Cumhurbaşkanı/AkParti Gen Bşk Erdoğan, MHP Gen Bşk Bahçeli, Bakanlar, her iki partinin yetkilileri dolarla birlikte fiyatların da çıkış hızıyla düşmesi gerektiğini belirterek, yavaş kalınmaması uyarıları yaparken yeni yıla yüksek kamu zamlarıyla girdik. Elektrik faturalarında TRT payı kaldırılarak faturalarda ortalama 75 kuruş indirim yapılırken yeni zamlarla tüketime göre değişen ortalama 75 liralık bindirim yapıldı.

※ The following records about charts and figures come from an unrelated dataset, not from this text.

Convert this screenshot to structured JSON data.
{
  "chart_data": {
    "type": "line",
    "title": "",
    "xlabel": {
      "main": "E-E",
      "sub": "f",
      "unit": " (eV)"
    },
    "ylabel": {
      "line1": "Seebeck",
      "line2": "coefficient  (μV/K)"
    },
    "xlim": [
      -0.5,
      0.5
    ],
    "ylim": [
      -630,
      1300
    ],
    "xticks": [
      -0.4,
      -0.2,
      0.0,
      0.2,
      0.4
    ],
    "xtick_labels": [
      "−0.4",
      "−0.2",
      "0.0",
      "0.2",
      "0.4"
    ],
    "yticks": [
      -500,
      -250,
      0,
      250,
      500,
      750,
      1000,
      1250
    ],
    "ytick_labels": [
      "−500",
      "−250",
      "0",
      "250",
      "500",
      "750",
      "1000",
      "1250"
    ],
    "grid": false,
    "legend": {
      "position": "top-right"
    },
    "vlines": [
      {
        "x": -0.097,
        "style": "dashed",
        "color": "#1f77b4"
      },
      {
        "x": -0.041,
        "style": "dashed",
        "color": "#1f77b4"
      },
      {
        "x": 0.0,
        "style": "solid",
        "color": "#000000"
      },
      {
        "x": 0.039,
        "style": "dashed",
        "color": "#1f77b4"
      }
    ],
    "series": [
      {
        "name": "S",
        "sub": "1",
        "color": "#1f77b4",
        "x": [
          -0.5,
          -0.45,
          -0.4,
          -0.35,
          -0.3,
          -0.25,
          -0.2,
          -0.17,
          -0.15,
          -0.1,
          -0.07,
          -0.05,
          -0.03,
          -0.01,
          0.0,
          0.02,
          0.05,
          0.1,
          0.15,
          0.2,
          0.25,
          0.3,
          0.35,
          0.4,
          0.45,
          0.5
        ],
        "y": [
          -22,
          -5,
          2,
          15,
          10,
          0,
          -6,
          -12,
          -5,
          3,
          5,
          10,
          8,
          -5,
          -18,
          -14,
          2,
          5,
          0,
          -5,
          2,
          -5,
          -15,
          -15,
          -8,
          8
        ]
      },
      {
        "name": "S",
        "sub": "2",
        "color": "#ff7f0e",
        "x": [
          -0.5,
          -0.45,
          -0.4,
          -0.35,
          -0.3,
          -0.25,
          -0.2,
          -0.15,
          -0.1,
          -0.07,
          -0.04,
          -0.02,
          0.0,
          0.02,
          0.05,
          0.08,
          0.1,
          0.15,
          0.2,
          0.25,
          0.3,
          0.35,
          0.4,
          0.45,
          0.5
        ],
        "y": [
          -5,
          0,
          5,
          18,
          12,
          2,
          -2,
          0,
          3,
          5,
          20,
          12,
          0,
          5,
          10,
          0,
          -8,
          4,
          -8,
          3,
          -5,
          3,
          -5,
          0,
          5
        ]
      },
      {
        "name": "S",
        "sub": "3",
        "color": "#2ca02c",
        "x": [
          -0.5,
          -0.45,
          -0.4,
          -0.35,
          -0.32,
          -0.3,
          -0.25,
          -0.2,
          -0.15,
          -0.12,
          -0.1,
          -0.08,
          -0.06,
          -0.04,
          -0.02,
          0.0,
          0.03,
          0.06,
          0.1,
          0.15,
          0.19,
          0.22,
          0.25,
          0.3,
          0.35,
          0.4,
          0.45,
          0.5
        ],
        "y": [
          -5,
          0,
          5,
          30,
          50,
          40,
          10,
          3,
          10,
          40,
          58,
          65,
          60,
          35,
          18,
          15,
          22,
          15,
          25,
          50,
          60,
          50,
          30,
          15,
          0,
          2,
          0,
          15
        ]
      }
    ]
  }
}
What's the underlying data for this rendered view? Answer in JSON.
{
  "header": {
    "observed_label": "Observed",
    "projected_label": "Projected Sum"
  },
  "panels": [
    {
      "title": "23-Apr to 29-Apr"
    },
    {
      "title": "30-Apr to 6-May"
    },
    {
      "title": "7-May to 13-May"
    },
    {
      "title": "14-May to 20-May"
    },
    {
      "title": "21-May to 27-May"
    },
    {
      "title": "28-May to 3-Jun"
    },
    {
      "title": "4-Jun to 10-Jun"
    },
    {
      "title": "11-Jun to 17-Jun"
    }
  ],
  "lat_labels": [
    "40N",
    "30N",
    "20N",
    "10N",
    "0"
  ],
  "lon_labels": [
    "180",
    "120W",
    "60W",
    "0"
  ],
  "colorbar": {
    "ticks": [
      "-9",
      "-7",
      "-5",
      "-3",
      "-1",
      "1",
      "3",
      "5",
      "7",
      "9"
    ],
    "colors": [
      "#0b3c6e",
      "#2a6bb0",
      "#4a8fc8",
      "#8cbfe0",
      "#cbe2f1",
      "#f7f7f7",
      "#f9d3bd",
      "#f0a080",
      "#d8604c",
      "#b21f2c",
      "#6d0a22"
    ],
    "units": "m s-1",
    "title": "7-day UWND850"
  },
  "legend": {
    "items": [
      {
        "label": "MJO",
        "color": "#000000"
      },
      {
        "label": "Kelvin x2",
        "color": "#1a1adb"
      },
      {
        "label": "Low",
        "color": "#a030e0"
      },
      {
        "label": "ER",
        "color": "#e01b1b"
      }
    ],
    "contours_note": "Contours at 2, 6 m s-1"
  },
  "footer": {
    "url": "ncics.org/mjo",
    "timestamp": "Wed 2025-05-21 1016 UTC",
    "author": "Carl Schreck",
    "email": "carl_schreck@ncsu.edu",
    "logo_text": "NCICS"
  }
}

Asgari ücretliler dışındaki; işçi, memur ve emekli maaşlarına yapılacak zamlarda belirleyici olan 2021'in son 6 aylık enflasyon rakamı, bugün Türkiye İstatistik Kurumu (TÜİK) tarafından açıklanacak. Bir önceki yıl dört kez zamlanan elektriğe yeni yılda yapılan yüzde 52-130 arası, doğalgaza yüzde 25 ve otomatik akaryakıt zamları faturalara ve cebe yansıyacak, ama maaş zamlarının hesaplandığı TÜİK verilerine yansımayacak. Kabahat TÜİK’te değil; vatandaşın cebine el uzatan, aklıyla alay eden EPDK yöneticilerinde veya onları oralara getirenlerdedir.
Bu zamlar bir gün önce yapılsaydı maaşlara yansıyacaktı. Diyeceksiniz ki ocak zammına yetişmezse temmuz zammına yetişir. Temmuz zammında da ucuzlayan domates v.s. ile yüksek elektrik zammının enflasyona etkisi bir şekilde düşürülür. Tüm rakamlar, göstergeler, uzmanlar Türkiye’de enflasyonun yüzde 65 seviyesinde olduğunu belirtirken nasıl 20 seviyelerinde gösteriliyorsa ilerde de o şekilde düşük gösterilir ve maaşlara temmuzda da yansıtılmaz.
Enerji Piyasası Düzenleme Kurulu (EPDK) enflasyon rakamlarının belirleneceği tarihten önce zam yapacak kadar enayi değil de tüketici; enflasyon oranının doğrudan etkileyeceği kesimlerin başında gelen işçi, memur ve emekliler, bunu fark edemeyecek kadar enayi mi? Zamlar enflasyona dolayısıyla maaşlara yansıtılmazsa, tüketici cebine yansıyan zammı sandığa yansıtacak.
Memur, emekli, işçi ve özel sektör çalışanlarına da en az yüzde 50 zam yapılmazsa nüfusun büyük bir bölümü açlık sınırının altına düşecek; eğitim, beslenme ve barınma ve sağlık ihtiyaçlarını karşılayamayacak, devlet desteğine muhtaç duruma düşecektir.
Kamu mülkiyetindeki elektrik işletmelerinin birkaç yıllık getirisi kadar bir ücret karşılığında ‘babalar gibi’ satanlar bugün de ‘babalar gibi’ elektriğe zam yapıyor. Elektrik zamları maliyetten değil; doymak bilmeyen yüksek kazanç arzusundan kaynaklanıyor. Her şeyi hazır, hiçbir yatırım yapılmadan üretilen elektriğe bu kadar zammı, kurt kuzuya şah olsa yapmaz.
Yatırımı devlet rantı dağıtım ve pazarlama şirketleri alıyor. Yenilenebilir enerji kaynaklarına yatırım zorunlu hale gelseydi, ne doğaya, havaya zarar veren santraller yapılır ne de elektrik bu kadar pahalı olurdu. Almanya 6 nükleer enerji santralinden 3 ünü kapattı, kalan 3’ünü de 2023’te kapatacak. Elektrik enerjisinin yüzde 80’ni rüzgar ve güneş enerjisi gibi yenilenebilir enerji kaynaklarından karşılanacak.
Türkiye Almanya’dan daha fazla güneş, rüzgar aldığı halde biz piyasa fiyatının üstünde nükleer santral yapıyoruz. Geçen yıl ve yılların sorunları bu yıl da artarak devam edecek, dertlere dert katacak, buna rağmen geleceğe umutla bakılacak. Sorun var çözüm de var. Karamsarlık yok. Keser döner sap döner, hesap döner.